La biblioteca como afluente de saberes ¿En dónde reverbera el eco del hallazgo?

RULO ZETAKA

Poner un pie delante de otro tiene una variación sonora que depende del lugar de contacto, a veces retumba el golpe contra las piedras, se amortigua en el césped o se dilata en el pavimiento donde tantos pasos se han dado. En otras ocasiones están confinados entre, al menos, cuatro paredes y un techo.
Podemos reconocer la diferencia entre el sonido de los tenis al de las chancletas, o el de las botas a los tacones. Hay entre estos espacios dentro de las paredes un sonido particular, que sólo se descubre en la introspección de deambular en algo que en el lenguaje geográfico le dicen estrecho, espacio de tierra entre dos torrentes de saberes líquidos que se nos escapan de las manos. Es ahí donde solemos tener un paso pausado, inclusive sigiloso cuando hay alguien más en el pasillo. Nos detenemos un instante eterno cuando se logra el descubrimiento, poniendo nuestras manos en forma de cuenco para que no se nos escape el vital líquido.

Ciertos edificios, como la Biblioteca Central de la UNAM, se convierten en marcas en el terreno, al grado que son reconocibles por la gran mayoría de la población, aunque nunca hayan estado cerca de ellos y menos en su interior. Foto: jusaeri

Llevamos más de un año cubriéndonos los rostros con mordazas que funcionan como sordina de nuestra voz, y nuestras miradas se fijan atentas en la cantidad de personas o la distancia que nos separa de ellas.
Los afluentes devenidos en pasillos, ahora vacíos, extrañan el susurro de quien se desliza cuando dos personas se encuentran, los hallazgos están esperando nuevas manos y viejas miradas que los escudriñen permitiéndose reinterpretar, reconstruir y renacer con cada lectura.
Cuando empezaba a escribir estas palabras sentí una nostalgia de una época estudiantil, donde habitaba bibliotecas, oasis de saberes y aire acondicionado, espacios seguros ante el inclemente clima, y conforme se desbordan las palabras me percato que casi la mitad de mi vida ha acontecido de una u otra manera entre libros que se reordenan continuamente en estantes de madera y aluminio.
Ahora miro las bibliotecas diferente, no sólo por extrañarlas sino porque las vivía de una manera distinta, el refugio cambia de matiz, pero sigue siendo un puerto de llegada obligado. Ante esta mirada, hoy se escu- cha hablar en el circuito de quienes trabajan o tienen bibliotecas más del préstamo a domicilio, de las estrategias para tener un catálogo depurado y de la digitalización. Quienes habitamos la lectura ya perdimos la cuenta y el sentido de nuestras carpetas con PDFs, buscamos sin brújula en librerías para adquirir o visitamos la página de piratería de confianza.

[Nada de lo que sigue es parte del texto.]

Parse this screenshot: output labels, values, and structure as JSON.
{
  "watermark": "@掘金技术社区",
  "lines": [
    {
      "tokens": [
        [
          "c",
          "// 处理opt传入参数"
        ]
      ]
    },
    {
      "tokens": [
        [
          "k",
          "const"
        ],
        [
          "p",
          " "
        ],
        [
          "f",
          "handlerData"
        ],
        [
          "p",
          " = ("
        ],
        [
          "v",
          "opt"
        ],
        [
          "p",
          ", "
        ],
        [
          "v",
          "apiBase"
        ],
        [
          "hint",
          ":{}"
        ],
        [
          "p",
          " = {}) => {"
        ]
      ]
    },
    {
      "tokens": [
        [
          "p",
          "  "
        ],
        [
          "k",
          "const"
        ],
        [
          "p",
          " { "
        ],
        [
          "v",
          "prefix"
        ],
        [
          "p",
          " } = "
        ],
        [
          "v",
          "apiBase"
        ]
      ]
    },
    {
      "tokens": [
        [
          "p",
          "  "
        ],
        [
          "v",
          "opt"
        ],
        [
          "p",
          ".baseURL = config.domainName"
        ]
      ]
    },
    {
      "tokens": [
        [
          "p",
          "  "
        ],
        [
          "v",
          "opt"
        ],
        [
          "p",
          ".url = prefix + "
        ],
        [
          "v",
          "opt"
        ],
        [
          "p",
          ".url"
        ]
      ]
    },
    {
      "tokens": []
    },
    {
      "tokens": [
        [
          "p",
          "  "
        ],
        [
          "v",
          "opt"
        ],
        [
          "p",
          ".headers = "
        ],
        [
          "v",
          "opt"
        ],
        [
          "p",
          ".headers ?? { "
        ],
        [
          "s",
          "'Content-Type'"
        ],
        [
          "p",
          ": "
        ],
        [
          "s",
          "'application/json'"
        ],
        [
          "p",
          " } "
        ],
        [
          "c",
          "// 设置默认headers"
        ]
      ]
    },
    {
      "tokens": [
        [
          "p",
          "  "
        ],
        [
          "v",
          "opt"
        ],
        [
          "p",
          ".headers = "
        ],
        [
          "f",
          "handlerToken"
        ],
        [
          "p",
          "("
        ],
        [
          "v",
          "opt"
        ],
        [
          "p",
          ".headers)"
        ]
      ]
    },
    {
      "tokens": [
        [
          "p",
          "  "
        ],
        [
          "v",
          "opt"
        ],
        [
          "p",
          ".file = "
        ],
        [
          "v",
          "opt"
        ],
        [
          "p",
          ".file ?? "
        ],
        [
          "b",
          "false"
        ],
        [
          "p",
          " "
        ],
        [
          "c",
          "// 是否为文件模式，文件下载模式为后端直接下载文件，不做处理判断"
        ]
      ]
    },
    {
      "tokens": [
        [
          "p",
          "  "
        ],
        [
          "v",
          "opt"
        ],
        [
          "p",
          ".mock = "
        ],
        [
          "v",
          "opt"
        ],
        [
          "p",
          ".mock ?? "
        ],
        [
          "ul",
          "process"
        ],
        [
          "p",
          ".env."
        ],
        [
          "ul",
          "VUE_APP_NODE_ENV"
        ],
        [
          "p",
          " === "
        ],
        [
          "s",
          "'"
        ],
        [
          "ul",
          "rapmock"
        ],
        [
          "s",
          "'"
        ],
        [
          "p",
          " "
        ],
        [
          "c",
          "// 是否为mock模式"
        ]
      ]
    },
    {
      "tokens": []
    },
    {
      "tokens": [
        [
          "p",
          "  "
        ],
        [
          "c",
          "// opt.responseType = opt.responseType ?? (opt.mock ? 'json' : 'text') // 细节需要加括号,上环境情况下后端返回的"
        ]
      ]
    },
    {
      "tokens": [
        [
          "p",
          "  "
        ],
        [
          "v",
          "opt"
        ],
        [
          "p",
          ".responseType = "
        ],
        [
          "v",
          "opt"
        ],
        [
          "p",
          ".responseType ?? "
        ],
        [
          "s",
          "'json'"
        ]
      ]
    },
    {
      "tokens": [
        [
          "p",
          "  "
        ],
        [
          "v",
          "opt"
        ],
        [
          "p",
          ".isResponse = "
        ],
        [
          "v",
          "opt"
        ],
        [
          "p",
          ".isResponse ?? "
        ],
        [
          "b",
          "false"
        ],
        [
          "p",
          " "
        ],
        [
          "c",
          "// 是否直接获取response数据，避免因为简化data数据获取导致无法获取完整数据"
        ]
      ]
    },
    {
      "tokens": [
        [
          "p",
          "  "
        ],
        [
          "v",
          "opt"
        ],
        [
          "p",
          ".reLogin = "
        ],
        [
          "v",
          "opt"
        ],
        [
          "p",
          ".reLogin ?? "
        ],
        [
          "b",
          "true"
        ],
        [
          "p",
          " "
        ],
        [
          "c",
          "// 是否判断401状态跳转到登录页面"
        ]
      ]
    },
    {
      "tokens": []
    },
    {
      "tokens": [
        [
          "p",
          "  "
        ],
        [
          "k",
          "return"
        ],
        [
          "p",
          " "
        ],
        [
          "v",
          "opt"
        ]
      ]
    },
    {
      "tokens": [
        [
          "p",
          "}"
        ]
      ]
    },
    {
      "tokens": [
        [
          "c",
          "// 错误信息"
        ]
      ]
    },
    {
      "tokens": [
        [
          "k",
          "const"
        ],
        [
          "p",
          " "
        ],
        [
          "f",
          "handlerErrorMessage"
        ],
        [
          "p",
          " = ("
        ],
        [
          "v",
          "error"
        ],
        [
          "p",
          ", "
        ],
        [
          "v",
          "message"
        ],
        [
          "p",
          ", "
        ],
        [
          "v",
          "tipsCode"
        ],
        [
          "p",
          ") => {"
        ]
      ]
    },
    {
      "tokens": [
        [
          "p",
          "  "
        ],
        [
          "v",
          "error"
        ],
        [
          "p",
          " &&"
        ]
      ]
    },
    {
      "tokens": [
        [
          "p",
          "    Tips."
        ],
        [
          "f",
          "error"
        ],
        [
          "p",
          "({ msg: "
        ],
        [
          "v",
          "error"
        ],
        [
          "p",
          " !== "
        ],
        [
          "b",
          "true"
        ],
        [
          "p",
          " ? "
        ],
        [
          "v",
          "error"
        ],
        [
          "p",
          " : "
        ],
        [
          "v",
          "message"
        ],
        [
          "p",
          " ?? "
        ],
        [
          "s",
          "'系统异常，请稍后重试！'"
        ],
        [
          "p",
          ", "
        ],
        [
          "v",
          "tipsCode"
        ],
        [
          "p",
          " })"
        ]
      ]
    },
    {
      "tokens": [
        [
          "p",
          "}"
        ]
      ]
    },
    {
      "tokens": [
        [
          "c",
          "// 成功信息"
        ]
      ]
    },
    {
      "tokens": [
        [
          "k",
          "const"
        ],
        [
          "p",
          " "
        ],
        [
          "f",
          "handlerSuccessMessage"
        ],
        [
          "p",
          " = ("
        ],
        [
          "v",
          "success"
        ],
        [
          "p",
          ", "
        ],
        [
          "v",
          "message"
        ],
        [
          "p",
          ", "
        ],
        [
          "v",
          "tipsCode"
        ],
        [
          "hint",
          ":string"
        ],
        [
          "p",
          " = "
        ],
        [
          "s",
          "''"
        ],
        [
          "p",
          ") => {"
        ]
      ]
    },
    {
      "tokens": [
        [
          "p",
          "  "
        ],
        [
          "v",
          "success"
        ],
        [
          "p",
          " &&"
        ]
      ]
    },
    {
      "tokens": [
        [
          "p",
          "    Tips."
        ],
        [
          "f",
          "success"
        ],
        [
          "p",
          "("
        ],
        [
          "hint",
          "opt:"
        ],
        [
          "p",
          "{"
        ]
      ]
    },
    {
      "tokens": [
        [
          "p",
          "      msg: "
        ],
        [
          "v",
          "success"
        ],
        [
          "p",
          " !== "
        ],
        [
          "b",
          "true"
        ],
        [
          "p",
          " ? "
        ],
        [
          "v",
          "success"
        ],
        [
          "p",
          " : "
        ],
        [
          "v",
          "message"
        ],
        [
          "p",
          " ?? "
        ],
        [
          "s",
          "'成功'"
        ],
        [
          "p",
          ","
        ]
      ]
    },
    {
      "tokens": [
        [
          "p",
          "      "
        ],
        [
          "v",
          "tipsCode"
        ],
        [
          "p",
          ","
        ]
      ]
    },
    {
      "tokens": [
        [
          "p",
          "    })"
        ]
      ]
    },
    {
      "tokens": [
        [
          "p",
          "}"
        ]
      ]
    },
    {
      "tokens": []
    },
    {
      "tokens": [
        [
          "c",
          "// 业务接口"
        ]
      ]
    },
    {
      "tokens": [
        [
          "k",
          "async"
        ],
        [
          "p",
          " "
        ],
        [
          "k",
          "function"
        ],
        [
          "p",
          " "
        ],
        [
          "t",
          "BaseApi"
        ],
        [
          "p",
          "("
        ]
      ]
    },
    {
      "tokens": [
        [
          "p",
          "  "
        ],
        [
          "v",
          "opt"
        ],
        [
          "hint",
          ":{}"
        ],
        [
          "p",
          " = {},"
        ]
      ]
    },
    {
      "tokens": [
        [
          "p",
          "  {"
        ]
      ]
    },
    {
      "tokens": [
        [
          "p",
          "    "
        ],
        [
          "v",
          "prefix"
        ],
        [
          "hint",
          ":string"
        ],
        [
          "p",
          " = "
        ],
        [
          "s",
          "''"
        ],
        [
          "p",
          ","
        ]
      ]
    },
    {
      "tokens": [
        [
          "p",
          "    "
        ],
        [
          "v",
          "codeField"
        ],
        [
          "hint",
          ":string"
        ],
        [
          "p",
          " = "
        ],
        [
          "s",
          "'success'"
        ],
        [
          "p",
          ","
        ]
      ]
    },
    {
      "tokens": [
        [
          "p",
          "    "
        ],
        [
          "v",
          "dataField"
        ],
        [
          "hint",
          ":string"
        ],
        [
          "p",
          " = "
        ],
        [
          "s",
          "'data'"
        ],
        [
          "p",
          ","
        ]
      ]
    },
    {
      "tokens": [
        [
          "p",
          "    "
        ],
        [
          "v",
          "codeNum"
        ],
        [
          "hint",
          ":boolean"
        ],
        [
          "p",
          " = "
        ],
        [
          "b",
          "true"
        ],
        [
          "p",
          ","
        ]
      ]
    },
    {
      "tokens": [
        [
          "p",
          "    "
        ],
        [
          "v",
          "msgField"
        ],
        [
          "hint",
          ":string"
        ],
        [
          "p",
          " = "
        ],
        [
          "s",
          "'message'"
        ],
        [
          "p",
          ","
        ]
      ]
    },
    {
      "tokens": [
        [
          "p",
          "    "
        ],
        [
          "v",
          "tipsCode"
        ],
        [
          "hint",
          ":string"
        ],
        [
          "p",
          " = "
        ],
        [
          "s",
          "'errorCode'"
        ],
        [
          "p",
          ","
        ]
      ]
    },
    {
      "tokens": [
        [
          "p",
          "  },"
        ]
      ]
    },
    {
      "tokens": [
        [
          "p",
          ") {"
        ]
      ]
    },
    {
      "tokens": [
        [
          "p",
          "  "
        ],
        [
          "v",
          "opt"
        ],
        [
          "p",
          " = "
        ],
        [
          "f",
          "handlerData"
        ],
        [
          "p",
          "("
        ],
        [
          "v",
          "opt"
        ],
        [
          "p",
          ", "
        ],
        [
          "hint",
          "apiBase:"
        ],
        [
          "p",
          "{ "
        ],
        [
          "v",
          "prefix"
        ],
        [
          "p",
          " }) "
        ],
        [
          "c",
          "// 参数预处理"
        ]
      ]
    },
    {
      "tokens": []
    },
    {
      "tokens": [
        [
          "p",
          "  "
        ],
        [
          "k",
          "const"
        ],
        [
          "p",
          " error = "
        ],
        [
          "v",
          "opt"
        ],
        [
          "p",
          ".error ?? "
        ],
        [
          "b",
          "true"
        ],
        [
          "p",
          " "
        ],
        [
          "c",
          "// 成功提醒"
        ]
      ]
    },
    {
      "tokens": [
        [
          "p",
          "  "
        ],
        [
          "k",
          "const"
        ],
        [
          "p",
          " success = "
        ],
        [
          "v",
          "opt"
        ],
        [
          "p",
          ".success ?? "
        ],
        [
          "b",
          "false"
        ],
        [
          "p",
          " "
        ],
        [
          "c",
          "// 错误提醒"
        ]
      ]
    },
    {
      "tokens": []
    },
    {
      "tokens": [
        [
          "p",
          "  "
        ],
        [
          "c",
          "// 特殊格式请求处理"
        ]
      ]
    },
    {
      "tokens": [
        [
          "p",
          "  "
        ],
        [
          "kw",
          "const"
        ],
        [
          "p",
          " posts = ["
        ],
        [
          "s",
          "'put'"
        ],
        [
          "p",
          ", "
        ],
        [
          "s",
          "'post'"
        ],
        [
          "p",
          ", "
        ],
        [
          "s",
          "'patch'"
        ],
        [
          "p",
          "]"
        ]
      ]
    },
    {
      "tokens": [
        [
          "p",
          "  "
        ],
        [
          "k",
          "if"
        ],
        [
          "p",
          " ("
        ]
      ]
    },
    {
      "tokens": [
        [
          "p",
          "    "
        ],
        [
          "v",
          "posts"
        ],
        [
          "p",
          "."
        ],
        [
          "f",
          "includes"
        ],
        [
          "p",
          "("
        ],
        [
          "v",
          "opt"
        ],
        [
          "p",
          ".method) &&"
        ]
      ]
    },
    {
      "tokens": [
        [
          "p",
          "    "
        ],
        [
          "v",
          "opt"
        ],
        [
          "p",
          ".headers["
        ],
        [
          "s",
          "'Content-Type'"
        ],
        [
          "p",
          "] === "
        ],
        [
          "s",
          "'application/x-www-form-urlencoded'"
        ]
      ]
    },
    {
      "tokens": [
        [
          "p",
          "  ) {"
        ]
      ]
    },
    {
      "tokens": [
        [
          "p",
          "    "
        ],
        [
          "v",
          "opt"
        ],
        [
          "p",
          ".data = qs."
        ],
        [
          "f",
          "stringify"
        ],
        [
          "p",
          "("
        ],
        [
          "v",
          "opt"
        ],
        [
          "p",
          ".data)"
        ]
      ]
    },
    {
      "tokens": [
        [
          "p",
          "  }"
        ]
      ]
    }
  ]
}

Todas y cada una de estas adecuaciones de quienes leen y quienes organizan carecen de sentido, como andar en una caminadora, deambulamos sin perdernos, con la mirada fija en los espejos negros que nos llenan de luz los rostros.
Pusimos en confinamiento nuestra curiosidad. El atronador caudal de información es un río revuelto donde no ganamos quienes pescamos; más bien, nos confundimos como en cascada donde nada se puede asir. El eco de los hallazgos es ínfimo, sucede en una búsqueda de las tres de la mañana que encuentra una compra, pero algo falta, el libro que se traslada por paquetería y fue resultado de pedir en la tienda en línea más grande del mundo no llega con el mismo espíritu, sabemos que carece, pero no solemos saber de qué.
¿Será que nuestra fascinación del olor a viejo pueda venir en un sobrecito? ¿Habrá mesas sólidas de madera en un espacio suficiente donde poder tener apiladas decenas de libros? ¿Será nuestro escritorio de trabajo, recreación y mesa de cocina un espacio suficiente para tener todo lo que necesitamos? Y aunque pudiésemos afirmar, nos perdemos de la vida de biblioteca que pasa por lecturas tanto como por conversaciones, las cuales se convierten en amistades de libros o a través de los libros.
Y aunque insondable, es un agua mansa que se deja escudriñar en cada orilla, encontrar especies que creíamos extintas, disfrutar de libros que quisiéramos tener y ya no están disponibles para compra, susurrar secretos y gozar de la ilegalidad del alimento.
Estos espacios extraños ahora están a merced de la política pública asociada a la educación institucionalizada inoculándonos nostalgias que tememos devengan en emociones monstruosas, debido al temor que nos genera el no tener idea de cuando podamos nuevamente cruzar el umbral, dejar nuestros envases con café y agua a la entrada para sentirnos Catherwood en la selva baja caducifolia, Bastian Baltazar Bux en Perelín, o Ryzsard Kapuscnski en Angola.